Le personnage d’Odette, très touchant, à la « Little miss sunshine « , est présenté le plus souvent sans décor, sur fond blanc. Les illustrations, réparties sur les pages d’une façon proche de la BD, donnent de la vivacité au récit et l’humour de Clothilde Delacroix s’y déploie.

Coup de coeur pour Cigale par Cyril Varquet

Cigale, Shaun Tan, Gallimard jeunesse

La découverte de l’album Cigale de Shaun Tan dans la librairie de Beaugency m’a donné envie d’écrire un coup de cœur, de par la singularité de celui-ci.

Que raconte cette histoire ? La carrière d’un employé dans une entreprise, tout simplement. Rares sont les albums portant un avis sur l’univers du travail, sur son utilité, les rapports avec les collègues, la hiérarchie… Mais également la différence, car le protagoniste est une cigale. Une cigale dans un monde humain déshumanisé et qui se dirigera vers un monde animal accueillant. Une cigale violentée mais une cigale, vers la fin, libérée. Libérée grâce à un voyage avec ses semblables, dans un environnement plus chaleureux. La fin n’est pas forcément une tragédie.

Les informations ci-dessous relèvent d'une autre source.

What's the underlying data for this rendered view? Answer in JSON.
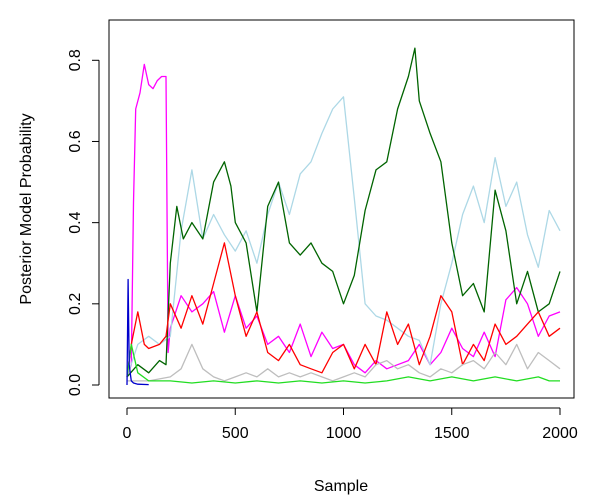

Les techniques artistiques mises en œuvre sont ingénieuses et efficaces. Texte concis et intelligemment écrit. Pas de verbe conjugué pour souligner l’absence de lien entre les travailleurs et la cruauté de la situation. Des illustrations sombres, remplies de métaphores (tel que le brouillard pour symboliser l’inconnu). Un récit rythmé par un mélange texte/image puis un passage sans texte, très intéressant!

A lire sans fin, dès le CM1… jusqu’en Terminale (et plus) pour l’aspect philosophique.
Une histoire qui nous questionne, aussi bien sur la violence actuelle et qui nous invite à un éventuel retour à la nature.